Support for downloading reports as videos

Support direct video download from the report player, just by clicking the download button on the player interface.

Applicable scenarios: Share test results, archive reproduction steps, and demonstrate problem reproduction.

More Android configurations exposed

Optimize input interactions in Android apps and allow connecting to remote Android devices
- autoDismissKeyboard?: boolean - Optional parameter. Whether to automatically dismiss the keyboard after entering text. The default value is true.
- androidAdbPath?: string - Optional parameter. Used to specify the path of the adb executable file.
- remoteAdbHost?: string - Optional parameter. Used to specify the remote adb host.
- remoteAdbPort?: number - Optional parameter. Used to specify the remote adb port.
Examples:

await agent.aiInput('Search Box', 'Test Content', { autoDismissKeyboard: true })

const agent = await agentFromAdbDevice('s4ey59', {
    autoDismissKeyboard: false, // Optional parameter. Whether to automatically dismiss the keyboard after entering text. The default value is true.
    androidAdbPath: '/usr/bin/adb', // Optional parameter. Used to specify the path of the adb executable file.
    remoteAdbHost: '192.168.10.1', // Optional parameter. Used to specify the remote adb host.
    remoteAdbPort: '5037' // Optional parameter. Used to specify the remote adb port.
})

Upgrade now to experience these powerful new features!

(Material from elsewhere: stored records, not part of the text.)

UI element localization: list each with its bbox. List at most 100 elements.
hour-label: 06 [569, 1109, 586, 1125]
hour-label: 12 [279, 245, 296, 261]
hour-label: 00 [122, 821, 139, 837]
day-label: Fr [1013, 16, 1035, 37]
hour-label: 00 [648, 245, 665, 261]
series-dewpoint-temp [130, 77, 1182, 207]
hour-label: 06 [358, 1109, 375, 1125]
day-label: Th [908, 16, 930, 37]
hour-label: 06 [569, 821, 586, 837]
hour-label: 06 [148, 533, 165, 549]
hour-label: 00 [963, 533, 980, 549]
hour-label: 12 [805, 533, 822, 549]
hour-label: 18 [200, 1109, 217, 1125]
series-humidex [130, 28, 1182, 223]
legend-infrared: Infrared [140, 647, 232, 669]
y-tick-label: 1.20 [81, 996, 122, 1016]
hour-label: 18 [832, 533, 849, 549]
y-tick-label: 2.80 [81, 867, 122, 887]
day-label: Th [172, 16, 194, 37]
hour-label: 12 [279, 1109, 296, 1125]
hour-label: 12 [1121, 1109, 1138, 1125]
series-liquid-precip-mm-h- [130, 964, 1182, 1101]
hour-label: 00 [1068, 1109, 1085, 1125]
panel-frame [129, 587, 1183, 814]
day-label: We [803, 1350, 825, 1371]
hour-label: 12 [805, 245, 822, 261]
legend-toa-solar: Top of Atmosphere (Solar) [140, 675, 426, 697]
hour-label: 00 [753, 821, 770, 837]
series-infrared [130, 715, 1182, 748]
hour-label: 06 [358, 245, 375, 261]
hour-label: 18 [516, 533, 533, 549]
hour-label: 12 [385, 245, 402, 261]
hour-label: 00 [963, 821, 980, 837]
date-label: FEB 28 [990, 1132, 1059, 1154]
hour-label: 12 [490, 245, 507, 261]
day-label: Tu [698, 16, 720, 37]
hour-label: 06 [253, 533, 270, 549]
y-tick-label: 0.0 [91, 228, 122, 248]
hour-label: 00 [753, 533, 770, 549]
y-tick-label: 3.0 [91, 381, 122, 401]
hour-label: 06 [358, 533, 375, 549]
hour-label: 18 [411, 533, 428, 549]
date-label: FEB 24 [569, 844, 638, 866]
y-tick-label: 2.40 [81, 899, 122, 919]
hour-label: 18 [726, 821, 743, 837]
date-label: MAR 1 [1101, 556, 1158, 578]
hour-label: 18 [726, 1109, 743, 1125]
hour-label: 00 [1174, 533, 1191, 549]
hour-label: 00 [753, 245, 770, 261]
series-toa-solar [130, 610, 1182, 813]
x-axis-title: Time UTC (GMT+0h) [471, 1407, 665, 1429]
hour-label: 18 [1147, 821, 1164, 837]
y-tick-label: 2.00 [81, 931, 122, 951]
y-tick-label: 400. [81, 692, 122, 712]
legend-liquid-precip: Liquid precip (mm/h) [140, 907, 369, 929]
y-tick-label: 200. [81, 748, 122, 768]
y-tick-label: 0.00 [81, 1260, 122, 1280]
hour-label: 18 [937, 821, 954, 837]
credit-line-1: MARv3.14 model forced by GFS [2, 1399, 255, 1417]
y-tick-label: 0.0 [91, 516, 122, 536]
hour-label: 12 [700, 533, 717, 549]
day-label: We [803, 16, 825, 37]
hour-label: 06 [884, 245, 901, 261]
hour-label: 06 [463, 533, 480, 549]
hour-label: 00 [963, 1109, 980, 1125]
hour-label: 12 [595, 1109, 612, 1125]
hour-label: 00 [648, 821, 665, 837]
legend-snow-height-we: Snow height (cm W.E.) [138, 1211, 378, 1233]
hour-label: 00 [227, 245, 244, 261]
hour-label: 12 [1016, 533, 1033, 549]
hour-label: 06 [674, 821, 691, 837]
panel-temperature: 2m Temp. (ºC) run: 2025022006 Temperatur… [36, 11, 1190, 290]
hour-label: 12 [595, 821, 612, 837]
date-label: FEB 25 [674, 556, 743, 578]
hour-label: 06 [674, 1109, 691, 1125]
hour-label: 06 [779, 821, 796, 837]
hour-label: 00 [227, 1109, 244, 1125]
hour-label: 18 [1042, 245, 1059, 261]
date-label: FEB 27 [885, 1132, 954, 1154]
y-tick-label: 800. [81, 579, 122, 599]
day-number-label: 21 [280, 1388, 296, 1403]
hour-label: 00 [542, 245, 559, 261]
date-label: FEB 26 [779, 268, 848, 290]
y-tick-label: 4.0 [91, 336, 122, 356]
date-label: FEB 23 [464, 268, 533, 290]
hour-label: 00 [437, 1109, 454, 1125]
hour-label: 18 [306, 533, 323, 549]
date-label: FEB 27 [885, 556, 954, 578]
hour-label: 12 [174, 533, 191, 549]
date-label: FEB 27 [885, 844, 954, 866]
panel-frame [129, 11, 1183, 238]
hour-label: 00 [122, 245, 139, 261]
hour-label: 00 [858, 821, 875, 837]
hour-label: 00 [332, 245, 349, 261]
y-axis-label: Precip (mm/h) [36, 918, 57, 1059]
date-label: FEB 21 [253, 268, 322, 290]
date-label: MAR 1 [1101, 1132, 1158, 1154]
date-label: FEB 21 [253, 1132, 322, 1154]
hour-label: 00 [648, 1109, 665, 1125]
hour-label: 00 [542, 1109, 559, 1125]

v0.17 - Let AI see the DOM of the page

Data query API enhanced

To meet more automation and data extraction scenarios, the following APIs have been enhanced with the options parameter, supporting more flexible DOM information and screenshots:

agent.aiQuery(dataDemand, options)
agent.aiBoolean(prompt, options)
agent.aiNumber(prompt, options)
agent.aiString(prompt, options)

New `options` parameter

domIncluded: Whether to pass the simplified DOM information to AI model, default is off. This is useful for extracting attributes that are not visible on the page, like image links.
screenshotIncluded: Whether to pass the screenshot to AI model, default is on.

Code example

// Extract all contact information (including hidden avatarUrl attributes)
const contactsData = await agent.aiQuery(
  "{name: string, id: number, company: string, department: string, avatarUrl: string}[], extract all contact information including hidden avatarUrl attributes",
  { domIncluded: true }
);

// Check if the id attribute of the first contact is 1
const isId1 = await agent.aiBoolean(
  "Is the first contact's id is 1?",
  { domIncluded: true }
);

// Get the ID of the first contact (hidden attribute)
const firstContactId = await agent.aiNumber("First contact's id?", { domIncluded: true });

// Get the avatar URL of the first contact (invisible attribute on the page)
const avatarUrl = await agent.aiString(
  "What is the Avatar URL of the first contact?",
  { domIncluded: true }
);

New right-click ability

Have you ever encountered a scenario where you need to automate a right-click operation? Now, Midscene supports a new agent.aiRightClick() method!

Function

Perform a right-click operation on the specified element, suitable for scenarios where right-click events are customized on web pages. Please note that Midscene cannot interact with the browser's native context menu after right-click.

Parameter description

locate: Describe the element you want to operate in natural language
options: Optional, supports deepThink (AI fine-grained positioning) and cacheable (result caching)

Example

// Right-click on a contact in the contacts application, triggering a custom context menu
await agent.aiRightClick("Alice Johnson");

// Then you can click on the options in the menu
await agent.aiTap("Copy Info"); // Copy contact information to the clipboard

A complete example

In this report file, we show a complete example of using the new aiRightClick API and new query parameters to extract contact data including hidden attributes.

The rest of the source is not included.